Motorine 1,51 TL, benzine 1,61 TL zam sonrası akaryakıt istasyonları önünde uzun kuyruklar oluştu.
Yurdum insani işte zam öncesi bir depo benzin, mazot almanın telaşına düştü. Elinden gelen bundan fazlası da değil. Bir depo akaryakıtı eski fiyattan alınca her şey güllük gülistanlık olacak değil ama yine de “ne koparsam kar” diye düşündü. Çözüm mü, çare mi, yok ama daha fazlasına da mecali yetmiyor ya da daha fazlası aklının ucundan bile geçmiyor.
Sadece benzin, mazot kuyrukları oluşmuyor her zam öncesi, marketlerin de hali ortada. Zamsız 5 litre sıvı yağ için de aynı kuyruklar oluşmadı mı? Yangından mal kaçırmıyordu elbet ama son bir hamle işte; başka da elinden bir şey gelmediğini düşünüyor. Oysa akaryakıt zammına 3 gün kontak da kapatabilirdi ama o uzun iş. Çünkü bu memlekette zamlar kanıksanmış bir kere. Zam mı geldi, olur da bir kampanya yaparlarsa kuyruğa girip 3-5 ürün kapmak daha hesaplı geliyor. Çare değil ama ötesine de yanaşmaya niyeti yok.
Sosyal medyada zamlara tepki vermiş yurdum insanı. Ne güzel işte at bir Tweet bitsin bu iş. Vatandaşlık görevini yapmanın vakarıyla zamlı günlerde yaşamaya devam… Bu memleketin temel sorunlarında biri vatandaşın vatandaşlık haklarından ya bi haber olması ya da vatandaş olmaktan kaynaklı haklarını kullanma konusunda ciddi bir zafiyet, atalet, isteksizlik yaşamasıdır. Yurttaş olma bilinci maalesef toplumumuzda pek yer etmemiş. 5 yılda bir sandığa gitmek dışında vatandaş olduğunu pek anımsamayan yurdum insanının zamlara ilişkin ilk ve son tepkisi zamlar yürürlüğe girmeden bir depo benzin alabilme uğruna kuyruğa girmektir. “Ne koparsan kar” diye düşünme dışında bir atraksiyon yok. Hal böyle olunca da bu ülkede yönetenler açısından en kolay şey zam üstüne zam yapmak oluyor.

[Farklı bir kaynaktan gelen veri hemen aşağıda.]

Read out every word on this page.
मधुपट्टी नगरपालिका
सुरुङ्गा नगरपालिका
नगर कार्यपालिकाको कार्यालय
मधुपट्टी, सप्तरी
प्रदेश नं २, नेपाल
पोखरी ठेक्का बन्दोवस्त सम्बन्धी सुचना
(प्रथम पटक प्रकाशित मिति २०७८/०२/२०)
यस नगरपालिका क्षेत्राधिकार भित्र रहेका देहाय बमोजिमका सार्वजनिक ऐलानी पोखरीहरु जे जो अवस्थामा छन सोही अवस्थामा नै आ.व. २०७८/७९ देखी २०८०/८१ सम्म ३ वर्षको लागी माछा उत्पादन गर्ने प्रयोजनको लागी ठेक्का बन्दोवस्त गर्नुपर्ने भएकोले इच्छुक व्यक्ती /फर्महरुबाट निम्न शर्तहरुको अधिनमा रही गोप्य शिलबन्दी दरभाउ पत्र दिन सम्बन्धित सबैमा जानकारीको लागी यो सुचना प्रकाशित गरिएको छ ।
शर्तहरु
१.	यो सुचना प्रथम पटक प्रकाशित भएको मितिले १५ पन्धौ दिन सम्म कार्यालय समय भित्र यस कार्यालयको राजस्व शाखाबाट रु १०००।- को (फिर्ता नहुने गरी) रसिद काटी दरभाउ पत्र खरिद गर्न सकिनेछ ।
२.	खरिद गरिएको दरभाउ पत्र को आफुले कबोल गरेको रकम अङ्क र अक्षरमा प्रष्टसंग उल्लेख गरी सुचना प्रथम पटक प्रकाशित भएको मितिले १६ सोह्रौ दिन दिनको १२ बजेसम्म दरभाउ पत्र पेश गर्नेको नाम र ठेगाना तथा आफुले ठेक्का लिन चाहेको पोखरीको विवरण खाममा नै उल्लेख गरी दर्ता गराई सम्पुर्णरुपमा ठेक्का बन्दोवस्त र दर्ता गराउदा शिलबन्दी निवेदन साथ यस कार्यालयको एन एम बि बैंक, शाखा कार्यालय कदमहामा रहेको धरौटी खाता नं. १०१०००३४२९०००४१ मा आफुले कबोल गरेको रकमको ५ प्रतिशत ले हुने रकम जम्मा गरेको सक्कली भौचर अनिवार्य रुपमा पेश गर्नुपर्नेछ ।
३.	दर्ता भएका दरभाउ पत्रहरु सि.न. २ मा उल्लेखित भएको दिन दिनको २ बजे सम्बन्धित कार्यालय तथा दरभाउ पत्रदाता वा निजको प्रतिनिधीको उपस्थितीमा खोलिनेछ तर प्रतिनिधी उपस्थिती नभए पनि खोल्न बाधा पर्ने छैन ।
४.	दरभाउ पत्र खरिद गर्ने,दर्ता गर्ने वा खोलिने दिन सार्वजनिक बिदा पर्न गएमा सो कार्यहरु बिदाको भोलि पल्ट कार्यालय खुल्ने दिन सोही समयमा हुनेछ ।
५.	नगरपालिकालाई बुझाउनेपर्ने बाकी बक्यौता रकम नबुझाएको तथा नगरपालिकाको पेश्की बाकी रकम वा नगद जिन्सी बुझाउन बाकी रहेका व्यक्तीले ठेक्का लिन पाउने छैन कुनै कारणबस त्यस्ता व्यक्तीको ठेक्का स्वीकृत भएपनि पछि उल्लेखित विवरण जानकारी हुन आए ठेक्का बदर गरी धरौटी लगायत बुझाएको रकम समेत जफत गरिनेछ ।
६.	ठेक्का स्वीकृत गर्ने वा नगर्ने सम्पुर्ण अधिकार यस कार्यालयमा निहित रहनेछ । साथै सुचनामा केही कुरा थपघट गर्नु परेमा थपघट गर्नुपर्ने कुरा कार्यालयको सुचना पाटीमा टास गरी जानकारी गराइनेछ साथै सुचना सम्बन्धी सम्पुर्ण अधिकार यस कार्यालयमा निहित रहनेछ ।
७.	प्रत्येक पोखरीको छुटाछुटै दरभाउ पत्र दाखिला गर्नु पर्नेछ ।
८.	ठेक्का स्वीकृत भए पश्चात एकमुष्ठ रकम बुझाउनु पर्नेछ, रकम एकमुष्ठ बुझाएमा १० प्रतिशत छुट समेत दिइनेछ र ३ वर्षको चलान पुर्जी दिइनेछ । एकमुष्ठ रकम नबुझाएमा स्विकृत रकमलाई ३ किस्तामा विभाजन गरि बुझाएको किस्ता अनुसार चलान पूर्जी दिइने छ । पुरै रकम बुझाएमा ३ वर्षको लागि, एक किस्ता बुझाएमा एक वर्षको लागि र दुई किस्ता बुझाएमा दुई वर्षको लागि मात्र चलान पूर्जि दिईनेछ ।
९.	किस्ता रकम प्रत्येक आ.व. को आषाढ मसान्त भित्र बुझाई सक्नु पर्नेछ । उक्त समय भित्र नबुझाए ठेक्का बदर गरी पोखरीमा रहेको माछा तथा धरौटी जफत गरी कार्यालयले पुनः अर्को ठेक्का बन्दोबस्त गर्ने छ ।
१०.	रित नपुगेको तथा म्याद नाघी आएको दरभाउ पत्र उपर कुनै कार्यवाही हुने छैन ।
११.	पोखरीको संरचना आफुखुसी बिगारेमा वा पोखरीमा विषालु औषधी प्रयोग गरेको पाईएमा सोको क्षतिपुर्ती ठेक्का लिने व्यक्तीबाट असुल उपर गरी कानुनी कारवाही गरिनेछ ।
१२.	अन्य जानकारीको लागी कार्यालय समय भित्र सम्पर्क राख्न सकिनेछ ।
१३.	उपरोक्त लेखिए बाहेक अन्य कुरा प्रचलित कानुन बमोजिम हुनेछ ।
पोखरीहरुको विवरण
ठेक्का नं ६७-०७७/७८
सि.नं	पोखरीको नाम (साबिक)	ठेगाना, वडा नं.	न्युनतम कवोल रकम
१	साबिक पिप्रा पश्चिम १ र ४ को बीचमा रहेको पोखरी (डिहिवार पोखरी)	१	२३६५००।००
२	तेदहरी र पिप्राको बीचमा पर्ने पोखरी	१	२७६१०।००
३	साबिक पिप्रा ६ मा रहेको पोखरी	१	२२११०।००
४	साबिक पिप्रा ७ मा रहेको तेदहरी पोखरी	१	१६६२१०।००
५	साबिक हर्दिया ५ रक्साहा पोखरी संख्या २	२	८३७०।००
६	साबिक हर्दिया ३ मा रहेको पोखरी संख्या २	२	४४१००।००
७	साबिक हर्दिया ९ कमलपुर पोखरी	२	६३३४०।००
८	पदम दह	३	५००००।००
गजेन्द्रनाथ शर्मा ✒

Zam meselesi biraz da “Papaz Kaçtı” oyununa benzer. En son papaz kimde kaldıysa ki, bu her daim vatandaş olur, oyunun tüm ceremesini de o çeker. Benzine zam geldi ve ardından toplu ulaşıma zam geldi. Nakliye fiyatları zamlandı. Ve işin içine nakliye girdiğinde ise iğneden ipliğe her şeye zam geldi demektir. Pazardaki maydanoz fiyatları da bu zamdan nasibini aldığına göre bilumum temel tüketim maddelerine zam geldi demektir. Yani zam döndü dolaştı en son vatandaşın cebinde patladı. Aracılar için zam en fazla satılan ürün miktarının azalmasıdır. Yoksa kar oranı pek değişmez. Pazardaki tezgah sahibi ürünü komisyoncudan kaçtan alırsa kendi kar oranını üzerine ekler ve pazardaki fiyat etiketini on göre vurur. Yazın 1 TL olan maydanoz kışın 3 TL olmuş ve demeti de ufaldıkça ufalmış. Pazarcı maydanoz 1 TL olsa da 3 TL olsa da kendi karından ödün vermiyor. Dolayısıyla burada olan yine vatandaşa oluyor ve 1 TL’ye aldığı maydanozun yarısını 3 TL’ye alıyor. Oysa vatandaşın maaşına gelen zam en kabadayısından yüzde 50, aldığı ürünlerin fiyatları ise en az 2 katına çıkmış durumda.